A Lightening of Storms

Viola Lee

“The heart too red to believe in an afterlife”

- Kim Myeong-sun (from Pomegranate, translated by Shyun Jeong Ahn)

Out of poems written by the where and when

Out of everything has become a fever again

Out of dark, light, need for the night

Out of hot, cold, can’t get it right

Out of bargaining for up and down rides

Out of poems and lions standing close to their pride

Out of pomegranates are what one craves

Out of the stomach of fire are the lines seeds pave

Out of poems being in love and eating ravenously

Out of poems where the streets run lawlessly

Out of poems looking up every once in a while

Out of thirsty for more, bones in a pile

Out of helicopters hover above this city

Out of dysregulated in division and six feet glory

Out of poems forgotten, but there are others to see

Out of listening for more and pointing to trees

Out of this body has become a house

Out of the remote, the private, the third rail, my blouse

Out of signs of buds bloom out in back

Out of control, a role, to enact

Out of boxes made of cardboard and more

Out of my body becoming a lightening of storms

 

Viola Lee graduated from NYU with an MFA in Poetry.

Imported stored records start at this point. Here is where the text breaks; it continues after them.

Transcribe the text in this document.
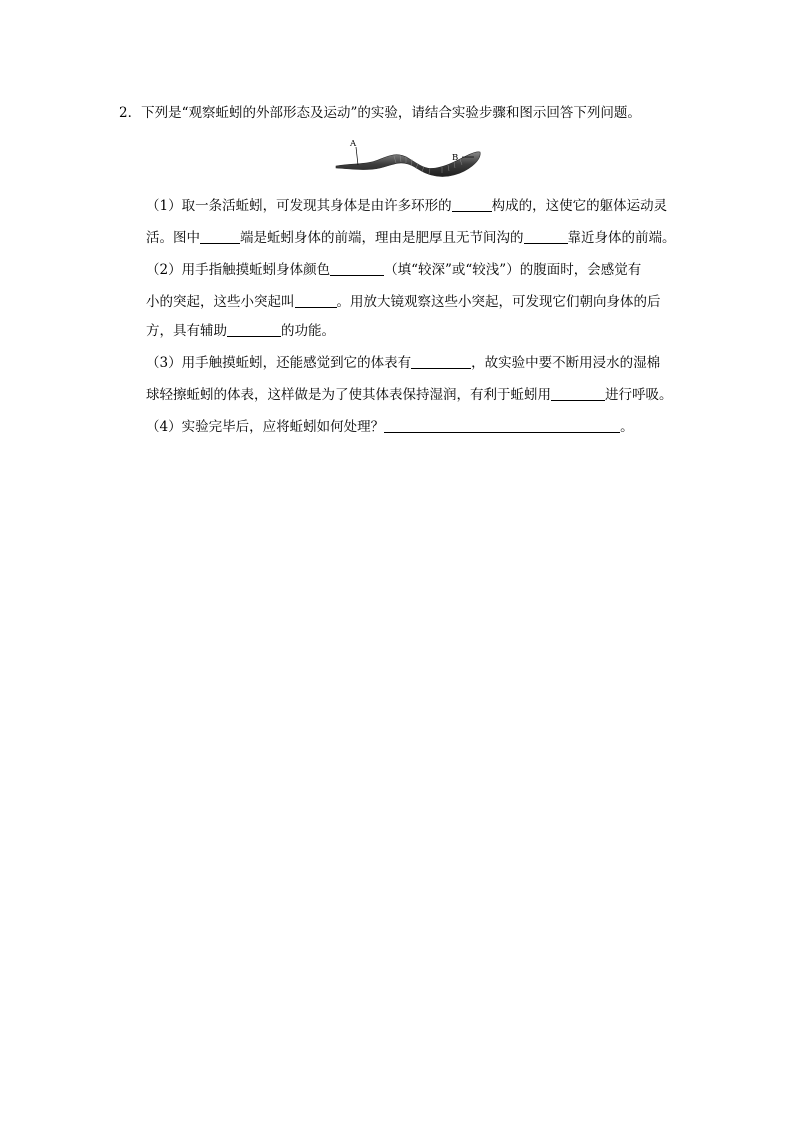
2．下列是“观察蚯蚓的外部形态及运动”的实验，请结合实验步骤和图示回答下列问题。
A
B
（1）取一条活蚯蚓，可发现其身体是由许多环形的	构成的，这使它的躯体运动灵
活。图中	端是蚯蚓身体的前端，理由是肥厚且无节间沟的	靠近身体的前端。
（2）用手指触摸蚯蚓身体颜色	（填“较深”或“较浅”）的腹面时，会感觉有
小的突起，这些小突起叫	。用放大镜观察这些小突起，可发现它们朝向身体的后
方，具有辅助	的功能。
（3）用手触摸蚯蚓，还能感觉到它的体表有	，故实验中要不断用浸水的湿棉
球轻擦蚯蚓的体表，这样做是为了使其体表保持湿润，有利于蚯蚓用	进行呼吸。
（4）实验完毕后，应将蚯蚓如何处理？	。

Her book, Lightening after the Echo, was published by Another New Calligraphy. She won honorable mention in the Vincent Chin Memorial Prize for her chapbook, Another Word for Dialogue. She recently published poems in the Bellevue Literary Review and Literary Mama, and has poems forthcoming in Hong Kong Review, Another Chicago Magazine, and Crosswinds Poetry Journal. She is currently working on writing another manuscript of poems. She lives in Chicago with her husband, son, and daughter. She teaches at Near North Montessori School.